Looking at the last value, revenge, it has been constant throughout time. Revenge is one of those evil acts that rarely change. The feeling or desires to revenge are still the same after being offended. In the Iliad, Achilles upon hearing about the death of Patroclus, he looks after Agamemnon so as to reconcile with him. It is an unexpected act for him to put in the past the disrespect Agamemnon showed him hence he seeks revenge once disrespected him becomes a thing of the past as Achilles seeks revenge. He becomes thirsty for blood and looks forward to murdering Hector (SparkNote on The Iliad). Achilles in his bloodthirsty quest goes on to maul his opponents without mercy, gains control over River Xanthus, Trojan men loses their lives, and he gets to desecrate the lifeless body of Hector. Revenge is similar to pride as it is dangerous hence makes a right person perform unthinkable acts. Hate leads an individual to become irrational and act like an animal.

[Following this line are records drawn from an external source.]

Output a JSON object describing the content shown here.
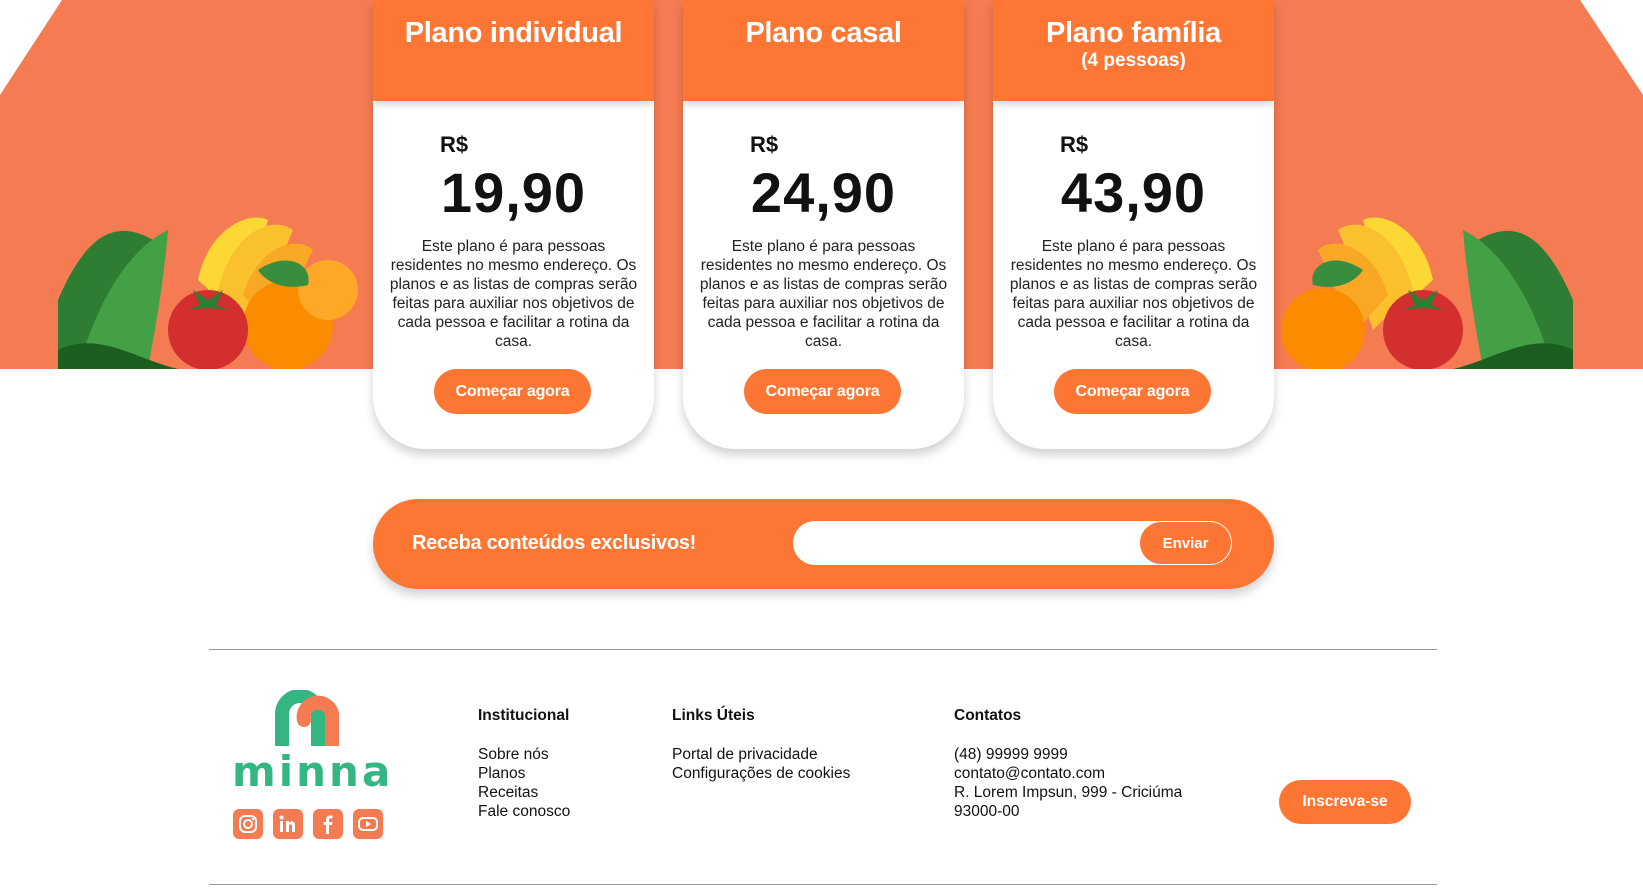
{
  "plans": [
    {
      "title": "Plano individual",
      "subtitle": "",
      "currency": "R$",
      "price": "19,90",
      "description": "Este plano é para pessoas residentes no mesmo endereço. Os planos e as listas de compras serão feitas para auxiliar nos objetivos de cada pessoa e facilitar a rotina da casa.",
      "cta": "Começar agora"
    },
    {
      "title": "Plano casal",
      "subtitle": "",
      "currency": "R$",
      "price": "24,90",
      "description": "Este plano é para pessoas residentes no mesmo endereço. Os planos e as listas de compras serão feitas para auxiliar nos objetivos de cada pessoa e facilitar a rotina da casa.",
      "cta": "Começar agora"
    },
    {
      "title": "Plano família",
      "subtitle": "(4 pessoas)",
      "currency": "R$",
      "price": "43,90",
      "description": "Este plano é para pessoas residentes no mesmo endereço. Os planos e as listas de compras serão feitas para auxiliar nos objetivos de cada pessoa e facilitar a rotina da casa.",
      "cta": "Começar agora"
    }
  ],
  "newsletter": {
    "label": "Receba conteúdos exclusivos!",
    "input_value": "",
    "submit_label": "Enviar"
  },
  "footer": {
    "brand": "minna",
    "socials": [
      "instagram-icon",
      "linkedin-icon",
      "facebook-icon",
      "youtube-icon"
    ],
    "institucional": {
      "heading": "Institucional",
      "links": [
        "Sobre nós",
        "Planos",
        "Receitas",
        "Fale conosco"
      ]
    },
    "links_uteis": {
      "heading": "Links Úteis",
      "links": [
        "Portal de privacidade",
        "Configurações de cookies"
      ]
    },
    "contatos": {
      "heading": "Contatos",
      "phone": "(48) 99999 9999",
      "email": "contato@contato.com",
      "address": "R. Lorem Impsun, 999 - Criciúma",
      "zip": "93000-00"
    },
    "subscribe_label": "Inscreva-se"
  },
  "colors": {
    "hero_band": "#f57b52",
    "accent": "#fe7633",
    "brand_green": "#34b682"
  }
}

The possession of virtues such as pride, dignity, and honor is a good thing. However, when a person loses focus on the pure and genuine reason for possessing them, then it becomes harmful and leads to vices. It is good to take pride in oneself while upholding on their honor and dignity.
Hunt, Lynn. The Making of the West: Peoples and Cultures. 4th ed. Boston: Bedford/St. Martin’s, 2012. Print.
Linn, Bob. The Iliad. Cliffnotes. Houghton Mifflin Harcourt, 2013. Web.
Rosenberg, Donna. World Mythology: An Anthology of the Great Myths and Epics. 3rd ed. Lincolnwood: NTC Pub. Group, 1999. Print.
SparkNotes Editors. SparkNote on The Iliad.t SparkNotes.com. SparkNotes LLC. 2002. Web.13 Aug. 2014.
“The Iliad – Homer – Ancient Greece – Classical Literature”. Ancient-literature.com. N.p., 2017. Web. 7 Mar. 2017.